Baca: Anies Pilih PSBB, Ridwan Kamil menerapkan PSBM untuk Bogor, Debord dan Bekasi, apa bedanya?

“Berdasarkan hasil koordinasi antara pemerintah pusat dan pemerintah provinsi Republik Demokratik yang berlangsung selama beberapa hari, pengawasan transportasi selalu dilakukan sesuai dengan ketentuan Menteri Perhubungan 41/2020 dan juru bicaranya Adita Irrawati Irawati) menyatakan pada Sabtu (12 September 2020): “Regulasi produk turunannya yaitu Surat Edaran Menteri Perhubungan yang dikeluarkan pada 8 Juni 2020. Tidak mengajukan SIKM (Izin Masuk) pada PSBB sebelum masa transisi.
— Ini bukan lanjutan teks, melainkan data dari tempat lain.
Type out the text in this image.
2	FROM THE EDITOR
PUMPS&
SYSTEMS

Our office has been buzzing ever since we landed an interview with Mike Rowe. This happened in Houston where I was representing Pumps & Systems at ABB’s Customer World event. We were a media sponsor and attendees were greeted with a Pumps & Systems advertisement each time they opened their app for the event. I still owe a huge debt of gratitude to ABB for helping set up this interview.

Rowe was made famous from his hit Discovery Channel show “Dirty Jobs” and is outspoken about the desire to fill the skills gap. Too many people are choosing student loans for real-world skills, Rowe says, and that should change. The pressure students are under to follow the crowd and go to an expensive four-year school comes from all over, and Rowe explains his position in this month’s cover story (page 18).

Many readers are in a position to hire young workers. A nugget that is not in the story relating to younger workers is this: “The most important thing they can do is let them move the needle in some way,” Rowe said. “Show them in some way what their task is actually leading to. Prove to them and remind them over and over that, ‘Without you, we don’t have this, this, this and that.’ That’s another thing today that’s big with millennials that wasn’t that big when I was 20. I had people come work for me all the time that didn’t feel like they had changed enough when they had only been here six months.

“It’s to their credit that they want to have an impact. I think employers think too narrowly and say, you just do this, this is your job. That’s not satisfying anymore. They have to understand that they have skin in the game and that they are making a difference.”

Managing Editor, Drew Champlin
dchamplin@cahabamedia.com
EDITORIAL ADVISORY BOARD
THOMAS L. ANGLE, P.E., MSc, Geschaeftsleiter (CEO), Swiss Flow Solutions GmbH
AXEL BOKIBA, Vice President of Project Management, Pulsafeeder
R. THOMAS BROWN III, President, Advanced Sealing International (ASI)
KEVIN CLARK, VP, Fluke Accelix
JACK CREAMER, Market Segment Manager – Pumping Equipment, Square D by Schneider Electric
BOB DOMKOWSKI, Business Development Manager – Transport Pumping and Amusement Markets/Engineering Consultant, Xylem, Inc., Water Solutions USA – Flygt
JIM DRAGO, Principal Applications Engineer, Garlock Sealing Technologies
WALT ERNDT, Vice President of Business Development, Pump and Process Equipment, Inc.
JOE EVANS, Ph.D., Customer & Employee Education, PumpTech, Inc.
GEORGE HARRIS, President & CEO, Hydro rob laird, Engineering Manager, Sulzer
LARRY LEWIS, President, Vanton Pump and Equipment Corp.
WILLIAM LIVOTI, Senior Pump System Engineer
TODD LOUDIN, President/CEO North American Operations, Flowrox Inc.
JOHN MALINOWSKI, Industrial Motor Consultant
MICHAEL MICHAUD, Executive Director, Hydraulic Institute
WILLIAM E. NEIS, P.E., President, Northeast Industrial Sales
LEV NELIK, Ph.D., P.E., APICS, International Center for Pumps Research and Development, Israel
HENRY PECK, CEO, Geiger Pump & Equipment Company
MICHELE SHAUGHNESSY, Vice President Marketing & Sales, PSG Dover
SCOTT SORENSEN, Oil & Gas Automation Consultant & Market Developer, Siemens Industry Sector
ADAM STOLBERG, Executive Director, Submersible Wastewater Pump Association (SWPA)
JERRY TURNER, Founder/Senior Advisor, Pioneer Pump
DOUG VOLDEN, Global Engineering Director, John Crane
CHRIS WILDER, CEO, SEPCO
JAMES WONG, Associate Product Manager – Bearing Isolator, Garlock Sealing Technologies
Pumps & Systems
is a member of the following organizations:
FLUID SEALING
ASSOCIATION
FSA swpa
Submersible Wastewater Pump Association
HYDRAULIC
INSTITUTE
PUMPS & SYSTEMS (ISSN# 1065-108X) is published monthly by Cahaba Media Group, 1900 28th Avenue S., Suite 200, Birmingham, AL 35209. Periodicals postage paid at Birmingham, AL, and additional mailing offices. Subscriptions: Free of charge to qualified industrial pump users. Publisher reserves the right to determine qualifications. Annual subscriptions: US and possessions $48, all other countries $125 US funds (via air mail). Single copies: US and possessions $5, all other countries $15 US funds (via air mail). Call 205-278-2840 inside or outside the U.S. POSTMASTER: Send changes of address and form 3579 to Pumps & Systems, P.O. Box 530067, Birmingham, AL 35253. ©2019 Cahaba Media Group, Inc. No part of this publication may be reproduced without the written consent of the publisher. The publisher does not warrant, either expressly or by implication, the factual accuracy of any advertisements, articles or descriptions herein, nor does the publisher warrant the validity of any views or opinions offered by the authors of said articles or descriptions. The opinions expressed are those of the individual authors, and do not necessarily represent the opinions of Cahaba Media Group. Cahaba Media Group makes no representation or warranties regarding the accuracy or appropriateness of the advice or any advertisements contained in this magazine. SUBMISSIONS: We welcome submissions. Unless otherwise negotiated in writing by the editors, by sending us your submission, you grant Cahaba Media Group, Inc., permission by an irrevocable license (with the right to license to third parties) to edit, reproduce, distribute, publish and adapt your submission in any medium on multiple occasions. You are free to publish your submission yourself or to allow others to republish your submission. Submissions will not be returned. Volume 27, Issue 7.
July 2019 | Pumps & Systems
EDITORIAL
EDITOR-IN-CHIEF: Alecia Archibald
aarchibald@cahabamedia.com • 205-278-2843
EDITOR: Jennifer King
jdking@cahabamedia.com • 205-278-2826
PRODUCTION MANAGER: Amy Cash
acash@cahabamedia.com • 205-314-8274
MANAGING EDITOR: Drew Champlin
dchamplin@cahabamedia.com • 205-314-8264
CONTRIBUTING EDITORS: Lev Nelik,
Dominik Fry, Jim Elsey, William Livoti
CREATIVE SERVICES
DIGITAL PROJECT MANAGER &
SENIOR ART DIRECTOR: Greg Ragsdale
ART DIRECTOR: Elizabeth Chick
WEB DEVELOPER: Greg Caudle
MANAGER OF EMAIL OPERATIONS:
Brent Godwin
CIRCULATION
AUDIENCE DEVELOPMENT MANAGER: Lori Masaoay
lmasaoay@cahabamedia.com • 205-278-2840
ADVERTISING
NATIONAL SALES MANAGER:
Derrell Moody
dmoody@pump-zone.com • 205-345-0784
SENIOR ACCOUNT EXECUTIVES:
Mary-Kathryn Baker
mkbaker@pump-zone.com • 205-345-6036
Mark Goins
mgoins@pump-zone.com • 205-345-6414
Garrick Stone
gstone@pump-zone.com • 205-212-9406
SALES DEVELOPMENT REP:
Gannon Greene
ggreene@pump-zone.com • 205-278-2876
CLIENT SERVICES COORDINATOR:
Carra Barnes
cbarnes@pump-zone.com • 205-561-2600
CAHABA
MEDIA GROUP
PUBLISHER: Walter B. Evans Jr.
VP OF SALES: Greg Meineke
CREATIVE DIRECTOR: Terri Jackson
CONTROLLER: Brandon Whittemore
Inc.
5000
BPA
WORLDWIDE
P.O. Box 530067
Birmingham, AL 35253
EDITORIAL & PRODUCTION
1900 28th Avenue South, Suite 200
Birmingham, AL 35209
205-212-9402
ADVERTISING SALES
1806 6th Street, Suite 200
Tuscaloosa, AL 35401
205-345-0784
Persyaratan penumpang antarkota selalu mengacu pada surat edaran kelompok kerja 92020 (hasil non reaktif) yang memerlukan uji cepat atau uji PCR (hasil negatif) akan tetap berlaku. Adidas mengatakan, pihaknya telah berkoordinasi dengan operator transportasi untuk terus melaksanakan perjanjian kesehatan, dan melakukannya di bawah pengawasan ketat mulai dari area keberangkatan hingga kedatangan selama perjalanan. -Operator sarana dan prasarana harus menjamin semua kesepakatan yang tertuang dalam surat edaran: Menteri Perhubungan n ° 11 (angkutan darat), n ° 12 (angkutan laut), n ° 13 (angkutan udara) dan n ° 14 (angkutan kereta api) Menurut peraturan … Penumpang dan petugas harus memakai masker dan menjaga jarak. Selama periode ini, operator harus memastikan bahwa kapasitas maksimal penumpang dibatasi, menyediakan tempat cuci tangan / hand sanitizer, dan rutin melakukan penyemprotan disinfektan pada sarana dan prasarana transportasi untuk mencegah penyebaran Covid-19 di kawasan angkutan umum. << Menurut keterangan Gubernur DKI Jakarta, batasan jam kerja dan batasan kapasitas penumpang maksimal tidak melebihi 50% masih berlaku untuk moda angkutan umum perkotaan seperti Trans Jakarta, MRT, LRT, KRL Jabodetabek, taksi dan Angkor. Hal ini juga sejalan dengan ketentuan Surat Edaran Nomor 11 dan Nomor 14 tahun 2020. Sementara itu, ketentuan tentang angkutan antar kota di semua sektor (udara, laut, darat dan kereta api) tetap sama, no. Tidak ada yang berubah, ”jelas Adita. Selama periode ini, kecuali satu tempat tinggal, kebijakan dual pair untuk mobil pribadi dibatalkan, tapi batas kapasitas (2 orang per baris) dibatalkan. Kali ini, untuk sepeda motor, perorangan Dan ojek (termasuk yang berbasis aplikasi) diizinkan untuk mengangkut penumpang dan mengikuti prosedur kesehatan yang ketat. --- Mengikuti disiplin ini, kami akan melindungi diri kami sendiri dan penumpang lain dalam sarana dan prasarana transportasi, yang pada gilirannya Akan membantu memutus rantai penyebaran Covid 19, ”kata Adita. (*)

Leave a Reply

Your email address will not be published.